D’altra parte, sarebbe impudico e scandaloso per quei tanti membri di An che per anni si sono schierati accanto ai giudici antimafia, partecipando alle fiaccolate, alle iniziative contro la mafia, urlando al Paese, per voce del presidente Fini, la propria voglia di legalità, rimangiarsi tutto in nome di un’alleanza che è ormai divenuta una prigione imbarazzante.

Berlusconi ha oltrepassato il limite e andargli dietro significherebbe esserne complici e gettare in un pozzo putrido buona parte della propria identità ideologica. Allo stesso modo, diventa impossibile appoggiare la scelta del governo di inserire in Finanziaria una norma che prevede la vendita all’asta dei beni confiscati alla mafia, nel caso in cui non vengano riassegnati entro novanta giorni.
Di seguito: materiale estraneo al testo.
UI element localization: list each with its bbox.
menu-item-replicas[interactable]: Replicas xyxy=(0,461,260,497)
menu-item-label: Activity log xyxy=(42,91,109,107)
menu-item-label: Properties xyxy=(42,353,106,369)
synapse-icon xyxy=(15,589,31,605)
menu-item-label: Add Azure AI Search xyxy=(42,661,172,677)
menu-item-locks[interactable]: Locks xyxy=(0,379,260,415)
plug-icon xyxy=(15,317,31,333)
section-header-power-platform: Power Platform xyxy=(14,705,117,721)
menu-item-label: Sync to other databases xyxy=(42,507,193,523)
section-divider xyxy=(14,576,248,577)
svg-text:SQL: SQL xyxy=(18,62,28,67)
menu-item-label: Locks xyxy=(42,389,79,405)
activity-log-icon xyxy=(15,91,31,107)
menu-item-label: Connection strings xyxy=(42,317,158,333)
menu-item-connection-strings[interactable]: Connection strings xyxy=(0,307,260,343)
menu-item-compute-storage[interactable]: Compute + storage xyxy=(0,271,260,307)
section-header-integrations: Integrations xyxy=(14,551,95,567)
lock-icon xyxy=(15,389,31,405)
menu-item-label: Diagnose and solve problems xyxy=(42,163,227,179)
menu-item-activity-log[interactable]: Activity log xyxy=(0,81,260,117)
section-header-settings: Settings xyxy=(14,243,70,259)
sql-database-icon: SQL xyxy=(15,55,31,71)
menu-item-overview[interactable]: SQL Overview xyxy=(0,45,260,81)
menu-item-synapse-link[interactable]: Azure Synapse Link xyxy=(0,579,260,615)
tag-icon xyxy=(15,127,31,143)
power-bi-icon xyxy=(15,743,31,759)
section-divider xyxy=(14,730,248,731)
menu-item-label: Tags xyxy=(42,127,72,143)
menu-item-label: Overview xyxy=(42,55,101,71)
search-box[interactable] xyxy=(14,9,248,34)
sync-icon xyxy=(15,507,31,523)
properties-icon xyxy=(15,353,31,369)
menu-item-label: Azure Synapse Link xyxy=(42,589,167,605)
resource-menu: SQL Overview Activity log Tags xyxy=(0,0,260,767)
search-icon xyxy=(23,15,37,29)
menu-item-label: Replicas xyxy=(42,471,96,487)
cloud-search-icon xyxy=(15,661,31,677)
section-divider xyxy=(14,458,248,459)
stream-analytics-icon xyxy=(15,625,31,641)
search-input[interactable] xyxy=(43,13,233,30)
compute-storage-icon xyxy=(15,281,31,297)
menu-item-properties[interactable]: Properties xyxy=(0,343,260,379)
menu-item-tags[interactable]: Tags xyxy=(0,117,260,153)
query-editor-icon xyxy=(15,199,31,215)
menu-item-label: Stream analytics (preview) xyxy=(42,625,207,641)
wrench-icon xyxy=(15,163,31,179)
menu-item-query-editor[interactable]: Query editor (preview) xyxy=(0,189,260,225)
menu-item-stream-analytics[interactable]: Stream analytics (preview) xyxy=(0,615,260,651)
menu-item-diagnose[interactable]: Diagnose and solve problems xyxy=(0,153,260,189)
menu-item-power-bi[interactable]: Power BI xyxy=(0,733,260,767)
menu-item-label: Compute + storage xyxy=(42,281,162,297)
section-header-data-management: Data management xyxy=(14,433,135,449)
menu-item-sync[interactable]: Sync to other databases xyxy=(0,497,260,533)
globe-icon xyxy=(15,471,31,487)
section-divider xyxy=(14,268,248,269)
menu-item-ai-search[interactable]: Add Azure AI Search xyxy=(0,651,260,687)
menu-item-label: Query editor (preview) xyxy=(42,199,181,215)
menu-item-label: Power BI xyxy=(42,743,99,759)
Un favore bello e buono ai clan, che avrebbero così vita facile nel riacquistare il proprio patrimonio servendosi di un sistema, quello delle vendite giudiziarie, che è viziato, troppo spesso, da procedure poco trasparenti e da pressioni ed ingerenze di ogni sorta.

Al di là delle responsabilità, che la magistratura dovrà accertare (se gliene daranno modo), quello che di certo si evince dalle azioni del governo è la paura della verità. E questa paura alimenta molti sospetti e fa crescere la percezione che la mafia abbia in mano il potere politico, che sia in grado ormai di ottenere ciò che vuole, di ricevere in dono le leggi che servono, sul piano processuale come su quello patrimoniale. E ciò, in chi ha vissuto direttamente il periodo dell’attacco allo Stato, crea rabbia, indignazione, consapevolezza di essere ormai ad un punto in cui il limite della decenza è stato abbondantemente valicato.

Allora si spera che, per difendere la giustizia e la democrazia, le fiaccole tornino a brillare, così come il bianco dei lenzuoli: insomma, si spera che quel grande movimento civile che ha scosso l’Italia ferita dei primi anni ’90 torni a popolare le piazze ed il dibattito politico, liberando la vera coscienza di questo Paese in pieno declino e magari trovando più sponde in quella parte della politica che ancora ha una verginità da difendere e che alle tante parole adesso deve far seguire fatti concreti.

Questo è il momento. Non si può attendere oltre senza apparire bugiardi o vigliacchi.